Programmers often need to write integers as characters. Thus given the 32-bit value 1234, you might need a function that writes the characters `1234`. We can use the fact that the ASCII numeral characters are in sequence in the ASCII table: ‘0’+0 is ‘0’, ‘0’+1 is ‘1’ and so forth. With this optimization in mind, the standard integer-to-string algorithm looks as follow:

while(n >= 10) p = n / 10 r = n % 10 write '0' + r n = p write '0' + n

This algorithm writes the digits in reverse. So actual C/C++ code will write a pointer that you decrement (and not increment):

while (n >= 10) { const p = n / 10; r = n % 10; n = p; *c-- = '0' + r; } *c-- = '0' + n;

You can bound the size of the string (10 characters for 32-bit integers, 20 characters for 64-bit integers). If you have signed integers, you can detect the sign initially and make the integer value non-negative, write out the digits and finish with the sign character if needed. If you know that your strings are long, you can do better by writing out the characters two at a time using lookup tables.

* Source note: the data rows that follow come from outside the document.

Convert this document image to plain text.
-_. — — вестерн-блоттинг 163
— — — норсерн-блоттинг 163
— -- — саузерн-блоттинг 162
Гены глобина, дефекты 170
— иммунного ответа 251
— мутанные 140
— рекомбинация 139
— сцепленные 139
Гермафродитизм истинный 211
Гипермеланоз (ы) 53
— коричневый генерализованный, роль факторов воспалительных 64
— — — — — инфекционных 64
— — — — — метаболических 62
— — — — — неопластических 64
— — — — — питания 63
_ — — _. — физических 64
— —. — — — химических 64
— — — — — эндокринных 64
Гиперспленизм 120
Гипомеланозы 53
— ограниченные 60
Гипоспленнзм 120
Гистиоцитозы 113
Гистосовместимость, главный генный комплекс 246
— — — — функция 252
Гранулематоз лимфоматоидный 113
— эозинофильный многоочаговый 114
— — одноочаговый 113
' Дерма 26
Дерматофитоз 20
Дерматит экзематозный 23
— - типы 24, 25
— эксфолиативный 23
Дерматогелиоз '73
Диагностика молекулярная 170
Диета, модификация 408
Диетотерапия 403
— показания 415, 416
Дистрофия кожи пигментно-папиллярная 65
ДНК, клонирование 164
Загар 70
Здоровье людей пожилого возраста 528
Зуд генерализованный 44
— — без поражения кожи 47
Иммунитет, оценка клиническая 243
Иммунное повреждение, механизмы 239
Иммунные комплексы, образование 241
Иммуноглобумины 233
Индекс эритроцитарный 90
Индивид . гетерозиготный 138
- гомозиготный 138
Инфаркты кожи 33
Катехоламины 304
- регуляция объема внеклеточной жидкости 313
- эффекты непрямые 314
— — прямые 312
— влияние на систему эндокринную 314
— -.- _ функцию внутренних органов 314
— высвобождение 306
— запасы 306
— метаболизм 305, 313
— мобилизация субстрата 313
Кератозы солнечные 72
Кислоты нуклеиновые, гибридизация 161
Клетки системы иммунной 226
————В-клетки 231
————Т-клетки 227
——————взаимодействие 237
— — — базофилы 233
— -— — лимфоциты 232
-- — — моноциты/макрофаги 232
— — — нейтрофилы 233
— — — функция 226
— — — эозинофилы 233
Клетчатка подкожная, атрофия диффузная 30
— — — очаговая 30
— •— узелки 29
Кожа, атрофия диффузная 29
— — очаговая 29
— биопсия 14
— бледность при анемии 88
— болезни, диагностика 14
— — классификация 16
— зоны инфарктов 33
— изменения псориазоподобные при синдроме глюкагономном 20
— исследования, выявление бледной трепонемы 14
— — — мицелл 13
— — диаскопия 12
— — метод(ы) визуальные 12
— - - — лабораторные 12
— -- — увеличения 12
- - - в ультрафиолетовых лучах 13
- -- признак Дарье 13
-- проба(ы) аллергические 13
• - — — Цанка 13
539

How fast is this function ? It is going to take dozens of instructions and CPU cycles. But where is the bottleneck?

If you look at the main loop, and pay only attention to the critical data dependency, you divide your numerator by 10, then you check its value, and so forth. So your performance is bounded by the speed at which you can divide the numerator by 10.

The division instruction is relatively slow, but most compilers will convert it into a multiplication and a shift. It implies that the whole loop has a latency of about 5 cycles if you count three cycles for the multiplication and one cycle for the shift, with one cycle for the loop overhead. Of course, the function must also compute the remainder and write out the result, but their cost is maybe less important. It is not that these operations are themselves free: computing the remainder is more expensive than computing the quotient. However, we may get them almost for free because they are on a critical data dependency path.

How correct is this analysis? How likely is it that you are just bounded by the division by 10? The wider your processor, the more instructions it can retire per cycle, the more true you’d expect this analysis to be. Our commodity processors are already quite wide. Conventional Intel/AMD processors can retire about 4 instructions per cycle. The Apple M1 processor can retire up to 8 instructions per cycle.

To test it out, let us add a function which only writes out the most significant digit.

while (n >= 10) { n /= 10; c--; } c--; *c = '0' + char(n);

Here is the number of nanoseconds required per integer on average according to a benchmark I wrote. The benchmark is designed to measure the latency.

function | Apple M1 clang 12 | AMD Zen2 gcc 10 |
---|---|---|

fake itoa | 11.6 ns/int | 10.9 ns/int |

real itoa | 12.1 ns/int | 12.0 ns/int |

According to these numbers, my analysis seems correct on both processors. The numbers are a bit closer in the case of the Apple M1 processor, but my analysis is not sufficiently fine to ensure that this difference is significant.

Hence, at least in this instance, your best chance of speeding up this function is either by dividing by 10 faster (in latency) or else by reducing the number of iterations (by processing the data in large chunks). The latter is already found in production code.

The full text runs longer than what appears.